3 min read
Pager

Created alongside Emily Villett for Lighthouse Labs’ full-time web development bootcamp final project.

Project Overview:

Pager is a simple, user-driven social media platform designed for readers to collect, review, and curate lists of their favourite books.

Objectives

  1. Pare down the bloated features provided by other major book review sites to offer a clean, focused application.
  2. Follow a clear design-guide with an opinionated style to simulate collaboration with a UI/UX team.
  3. Allow users to log their own books in a persistent database and curate public lists.

Features

  1. A Social App for Book Lovers:
  • See reviews from other users, sorted by total likes across the application.
  • Who’s reading what? Explore a list of popular books from other readers.

  1. Your Shelf, Your Way:
  • Users can populate their shelves with books they’ve read or want to read.
  • Sort by author, title, or year to find your books ASAP.

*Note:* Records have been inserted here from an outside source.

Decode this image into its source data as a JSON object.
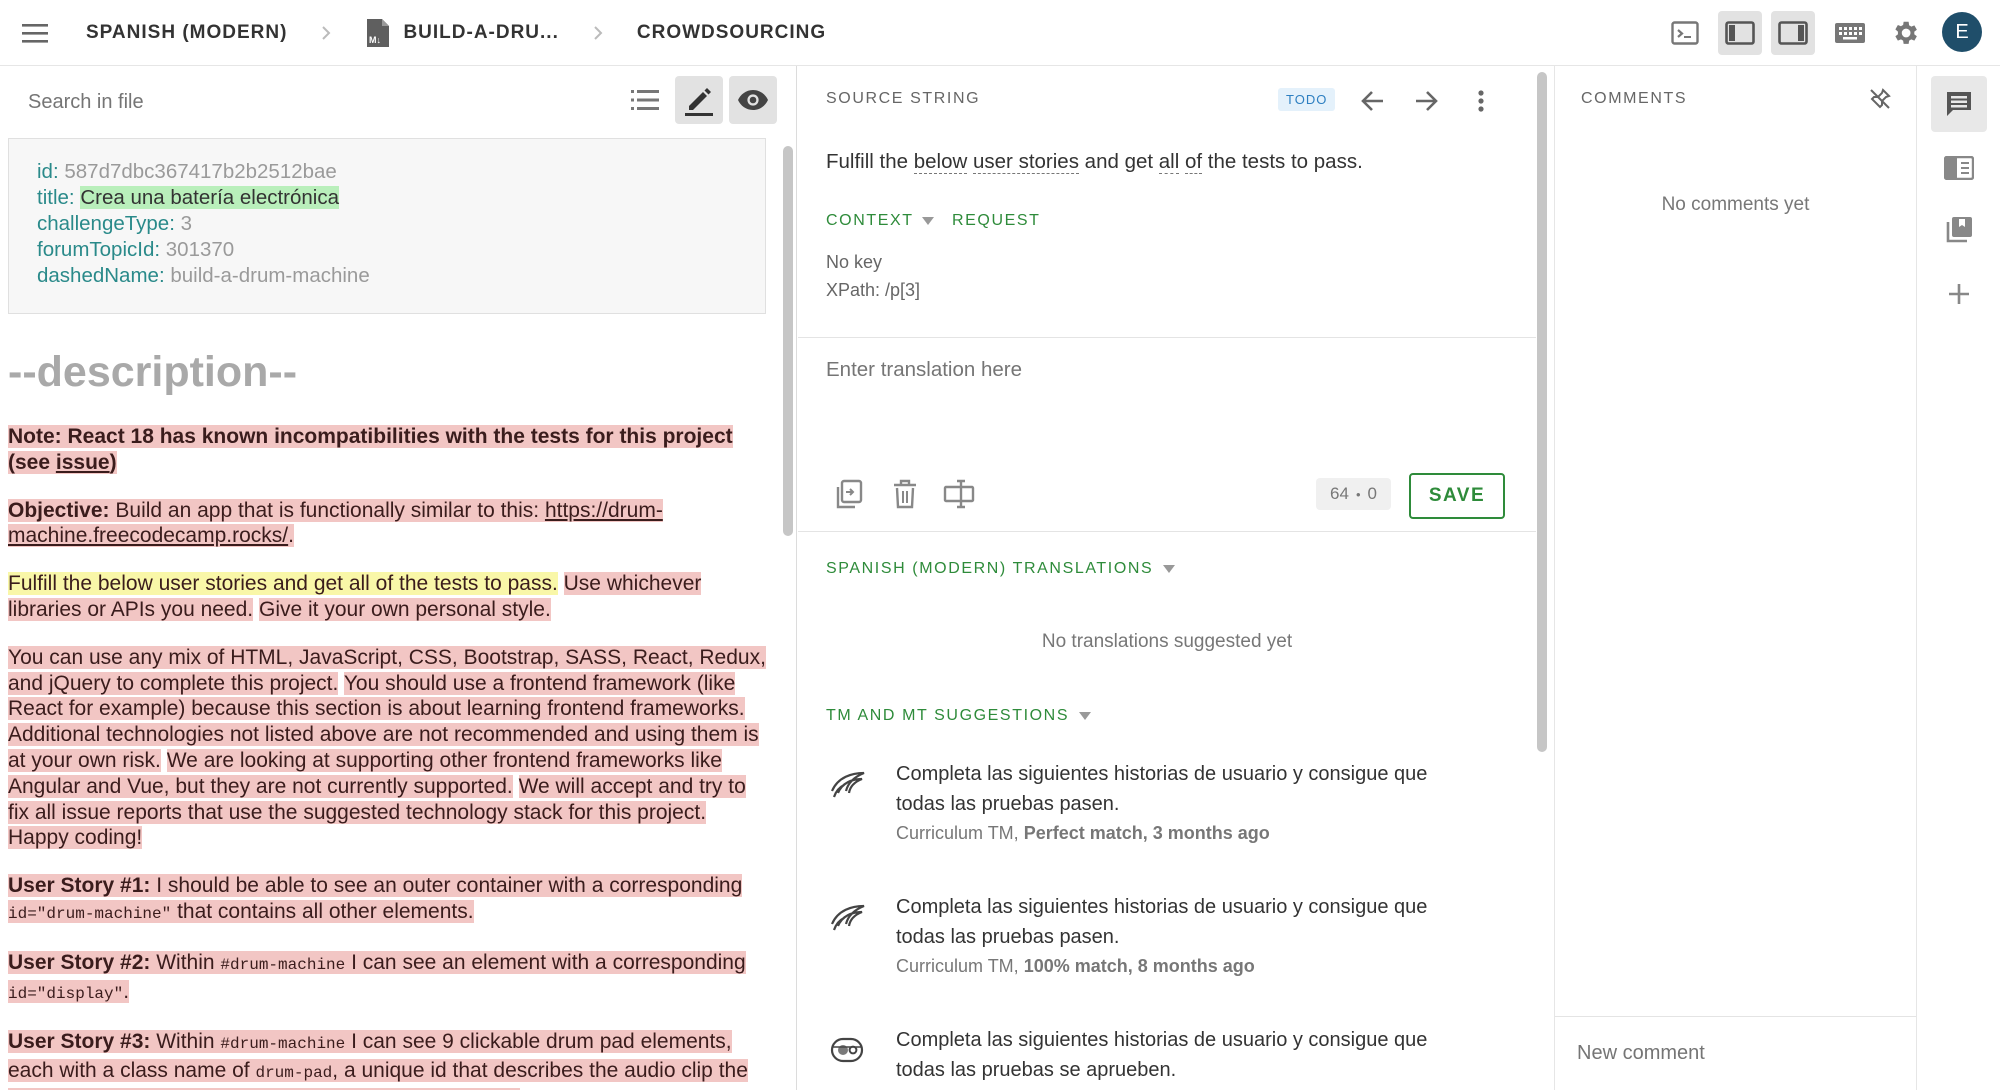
{
  "breadcrumb": {
    "project": "SPANISH (MODERN)",
    "file": "BUILD-A-DRU...",
    "workspace": "CROWDSOURCING"
  },
  "user": {
    "avatar_letter": "E",
    "avatar_color": "#1f4e6a"
  },
  "icons": {
    "menu": "hamburger-icon",
    "file": "markdown-file-icon",
    "terminal": "terminal-icon",
    "left_panel": "left-panel-icon",
    "right_panel": "right-panel-icon",
    "keyboard": "keyboard-icon",
    "settings": "gear-icon"
  },
  "left": {
    "search_placeholder": "Search in file",
    "front_matter": [
      {
        "key": "id:",
        "value": "587d7dbc367417b2b2512bae"
      },
      {
        "key": "title:",
        "value": "Crea una batería electrónica"
      },
      {
        "key": "challengeType:",
        "value": "3"
      },
      {
        "key": "forumTopicId:",
        "value": "301370"
      },
      {
        "key": "dashedName:",
        "value": "build-a-drum-machine"
      }
    ],
    "description_heading": "--description--",
    "note": {
      "prefix": "Note: React 18 has known incompatibilities with the tests for this project (see ",
      "link": "issue",
      "suffix": ")"
    },
    "objective": {
      "label": "Objective:",
      "text": " Build an app that is functionally similar to this: ",
      "link": "https://drum-machine.freecodecamp.rocks/",
      "end": "."
    },
    "fulfill": {
      "highlighted": "Fulfill the below user stories and get all of the tests to pass.",
      "s2": "Use whichever libraries or APIs you need.",
      "s3": "Give it your own personal style."
    },
    "tech": {
      "s1": "You can use any mix of HTML, JavaScript, CSS, Bootstrap, SASS, React, Redux, and jQuery to complete this project.",
      "s2": "You should use a frontend framework (like React for example) because this section is about learning frontend frameworks.",
      "s3": "Additional technologies not listed above are not recommended and using them is at your own risk.",
      "s4": "We are looking at supporting other frontend frameworks like Angular and Vue, but they are not currently supported.",
      "s5": "We will accept and try to fix all issue reports that use the suggested technology stack for this project.",
      "s6": "Happy coding!"
    },
    "story1": {
      "label": "User Story #1:",
      "a": " I should be able to see an outer container with a corresponding ",
      "code": "id=\"drum-machine\"",
      "b": " that contains all other elements."
    },
    "story2": {
      "label": "User Story #2:",
      "a": " Within ",
      "code1": "#drum-machine",
      "b": " I can see an element with a corresponding ",
      "code2": "id=\"display\"",
      "c": "."
    },
    "story3": {
      "label": "User Story #3:",
      "a": " Within ",
      "code1": "#drum-machine",
      "b": " I can see 9 clickable drum pad elements, each with a class name of ",
      "code2": "drum-pad",
      "c": ", a unique id that describes the audio clip the drum pad will be set up to trigger, and an inner text that"
    }
  },
  "middle": {
    "source_label": "SOURCE STRING",
    "status_badge": "TODO",
    "source_text": {
      "w1": "Fulfill the ",
      "w2": "below",
      "w3": " ",
      "w4": "user stories",
      "w5": " and get ",
      "w6": "all",
      "w7": " ",
      "w8": "of",
      "w9": " the tests to pass."
    },
    "context_tab": "CONTEXT",
    "request_tab": "REQUEST",
    "context_key": "No key",
    "context_xpath": "XPath: /p[3]",
    "translation_placeholder": "Enter translation here",
    "counter_chars": "64",
    "counter_dot": "•",
    "counter_errors": "0",
    "save_label": "SAVE",
    "translations_label": "SPANISH (MODERN) TRANSLATIONS",
    "no_translations": "No translations suggested yet",
    "suggestions_label": "TM AND MT SUGGESTIONS",
    "suggestions": [
      {
        "text": "Completa las siguientes historias de usuario y consigue que todas las pruebas pasen.",
        "source": "Curriculum TM, ",
        "match": "Perfect match, 3 months ago"
      },
      {
        "text": "Completa las siguientes historias de usuario y consigue que todas las pruebas pasen.",
        "source": "Curriculum TM, ",
        "match": "100% match, 8 months ago"
      },
      {
        "text": "Completa las siguientes historias de usuario y consigue que todas las pruebas se aprueben.",
        "source": "",
        "match": ""
      }
    ],
    "accent": "#2e8b3a"
  },
  "comments": {
    "label": "COMMENTS",
    "empty": "No comments yet",
    "new_placeholder": "New comment"
  }
}
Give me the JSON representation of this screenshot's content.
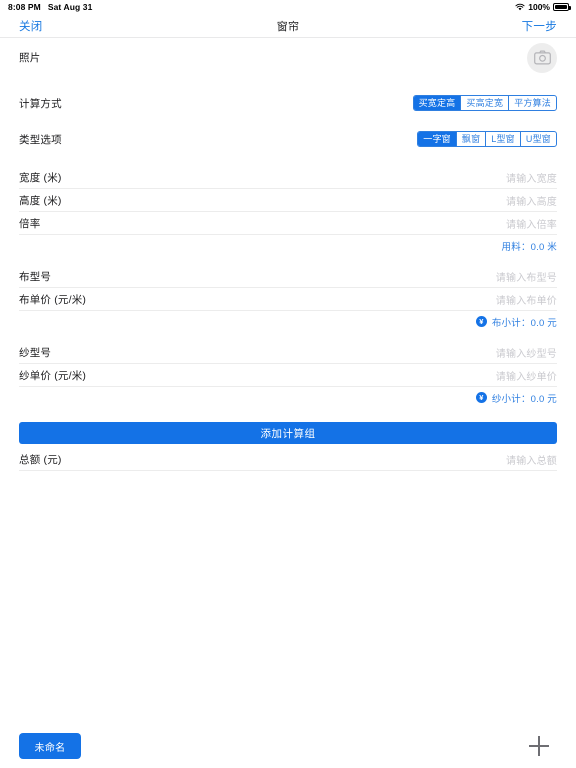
{
  "status_bar": {
    "time": "8:08 PM",
    "date": "Sat Aug 31",
    "battery_percent": "100%",
    "wifi_icon": "wifi-icon",
    "battery_icon": "battery-full-icon"
  },
  "nav": {
    "close_label": "关闭",
    "title": "窗帘",
    "next_label": "下一步"
  },
  "colors": {
    "accent": "#1472e6",
    "link": "#1778e0",
    "segment_border": "#2f7fe0",
    "placeholder": "#c9c9ce",
    "divider": "#ececec",
    "camera_bg": "#ededed"
  },
  "form": {
    "photo": {
      "label": "照片",
      "icon": "camera-icon"
    },
    "calc_method": {
      "label": "计算方式",
      "options": [
        "买宽定高",
        "买高定宽",
        "平方算法"
      ],
      "selected_index": 0
    },
    "type_option": {
      "label": "类型选项",
      "options": [
        "一字窗",
        "飘窗",
        "L型窗",
        "U型窗"
      ],
      "selected_index": 0
    },
    "fields": [
      {
        "label": "宽度 (米)",
        "placeholder": "请输入宽度",
        "value": ""
      },
      {
        "label": "高度 (米)",
        "placeholder": "请输入高度",
        "value": ""
      },
      {
        "label": "倍率",
        "placeholder": "请输入倍率",
        "value": ""
      }
    ],
    "material_summary": {
      "text": "用料：0.0 米"
    },
    "cloth_fields": [
      {
        "label": "布型号",
        "placeholder": "请输入布型号",
        "value": ""
      },
      {
        "label": "布单价 (元/米)",
        "placeholder": "请输入布单价",
        "value": ""
      }
    ],
    "cloth_subtotal": {
      "badge": "¥",
      "text": "布小计：0.0 元"
    },
    "yarn_fields": [
      {
        "label": "纱型号",
        "placeholder": "请输入纱型号",
        "value": ""
      },
      {
        "label": "纱单价 (元/米)",
        "placeholder": "请输入纱单价",
        "value": ""
      }
    ],
    "yarn_subtotal": {
      "badge": "¥",
      "text": "纱小计：0.0 元"
    },
    "add_group_button": "添加计算组",
    "total": {
      "label": "总额 (元)",
      "placeholder": "请输入总额",
      "value": ""
    }
  },
  "bottom_bar": {
    "tab_label": "未命名",
    "add_icon": "plus-icon"
  }
}
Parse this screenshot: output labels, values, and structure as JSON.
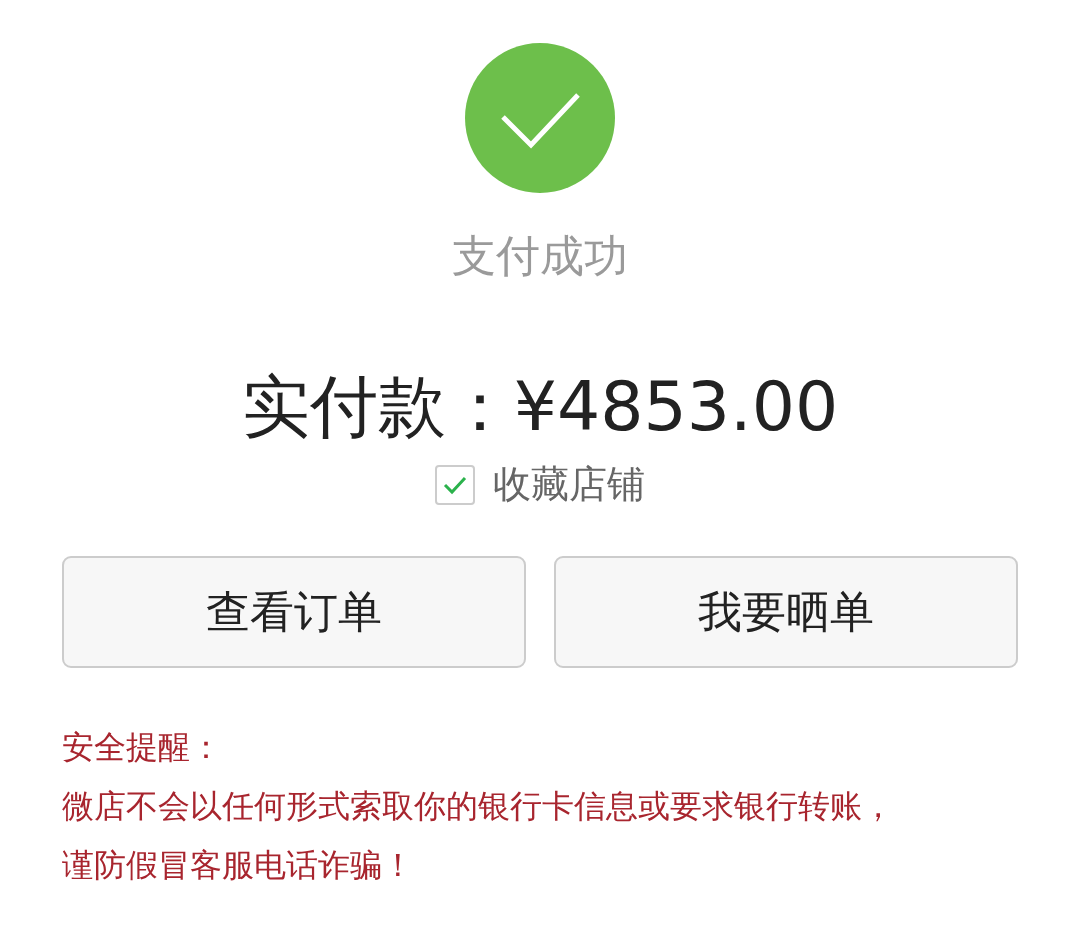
{
  "status": {
    "title": "支付成功"
  },
  "amount": {
    "text": "实付款：¥4853.00"
  },
  "favorite": {
    "label": "收藏店铺",
    "checked": true
  },
  "buttons": [
    "查看订单",
    "我要晒单"
  ],
  "notice": {
    "title": "安全提醒：",
    "lines": [
      "微店不会以任何形式索取你的银行卡信息或要求银行转账，",
      "谨防假冒客服电话诈骗！"
    ]
  }
}
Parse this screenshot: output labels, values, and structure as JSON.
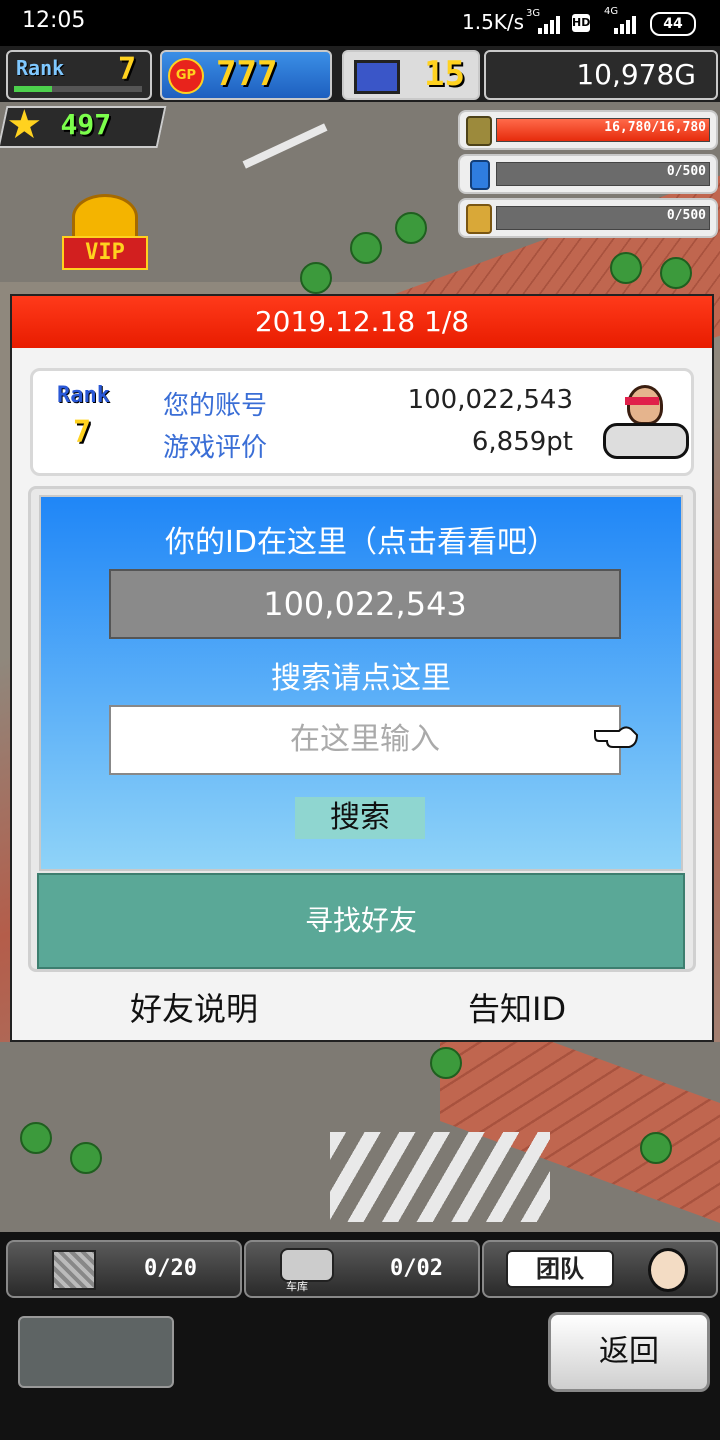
{
  "status_bar": {
    "time": "12:05",
    "speed": "1.5K/s",
    "network": "3G",
    "hd": "HD",
    "network2": "4G",
    "battery": "44"
  },
  "hud": {
    "rank_label": "Rank",
    "rank_value": "7",
    "gp_label": "GP",
    "gp_value": "777",
    "devices_value": "15",
    "money": "10,978G",
    "stars": "497"
  },
  "resources": [
    {
      "icon": "coins-icon",
      "text": "16,780/16,780",
      "fill": 1.0
    },
    {
      "icon": "bottle-icon",
      "text": "0/500",
      "fill": 0.0
    },
    {
      "icon": "wheat-icon",
      "text": "0/500",
      "fill": 0.0
    }
  ],
  "vip_label": "VIP",
  "dialog": {
    "header": "2019.12.18 1/8",
    "rank_label": "Rank",
    "rank_value": "7",
    "account_label": "您的账号",
    "account_value": "100,022,543",
    "rating_label": "游戏评价",
    "rating_value": "6,859pt",
    "id_title": "你的ID在这里（点击看看吧）",
    "id_value": "100,022,543",
    "search_title": "搜索请点这里",
    "search_placeholder": "在这里输入",
    "search_button": "搜索",
    "find_friends_button": "寻找好友",
    "friend_help_link": "好友说明",
    "share_id_link": "告知ID"
  },
  "bottom_bar": {
    "tab1_count": "0/20",
    "tab2_caption": "车库",
    "tab2_count": "0/02",
    "team_label": "团队",
    "back_button": "返回"
  },
  "colors": {
    "header_red": "#ff3a1a",
    "accent_blue": "#1f86f7",
    "find_green": "#5aa897",
    "link_blue": "#3a6ed6"
  }
}
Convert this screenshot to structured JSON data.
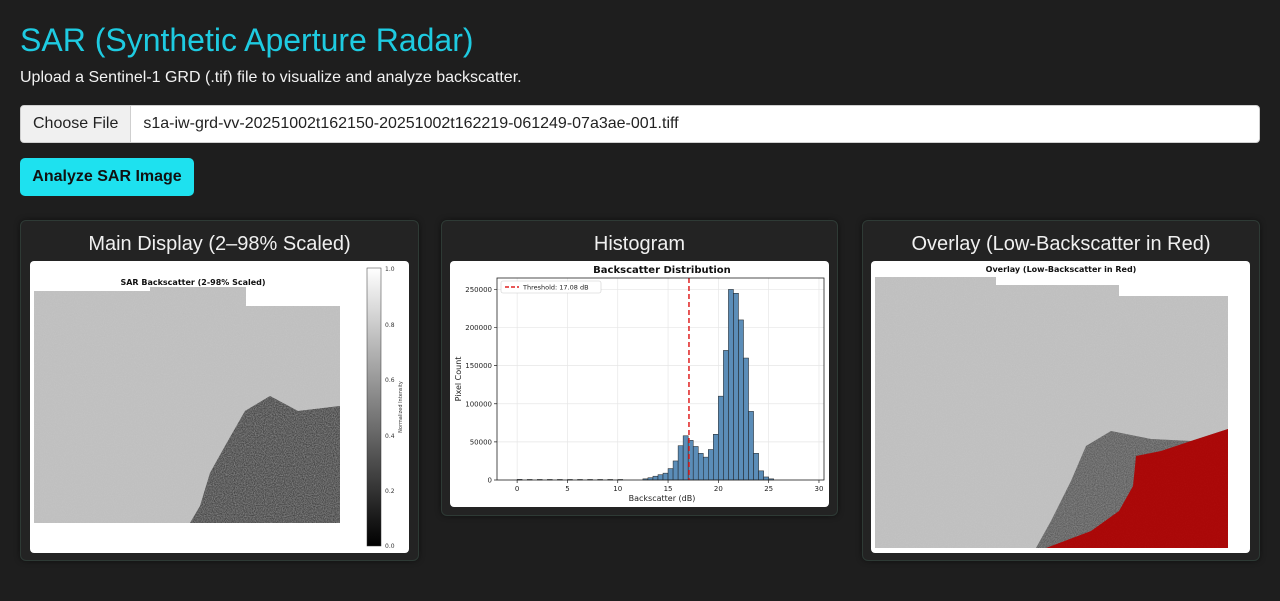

  1. Lists for Recommendations and Categorization:
  • Create dynamic lists of books that are visible by others on the application.
  • A simplified way to share your favourites with your friends and followers!

Technology Stack

  • Frontend: React combined with Material UI for snappy, reusable components.
  • Backend: Express for routing and quick presentation of data.
  • Database: PostgreSQL presented through the partnered Pager API

Outcome

Pager was an interesting project to develop, as Emily and I both felt comfortable working in vanilla React and Express but challenged ourselves by implementing Material UI components. We tried to follow “neubrutalism” (see a good rundown here) and its design principals as closely as possible, and found that using a component library like Material UI was perfect for most of the heavy lifting.

If I were to go back to this project I would work on improving the colour-scheme and make fonts more consistent to the design guide across the application. This was a great challenge to flex our design implementation muscles, but more time could be spent on the design itself.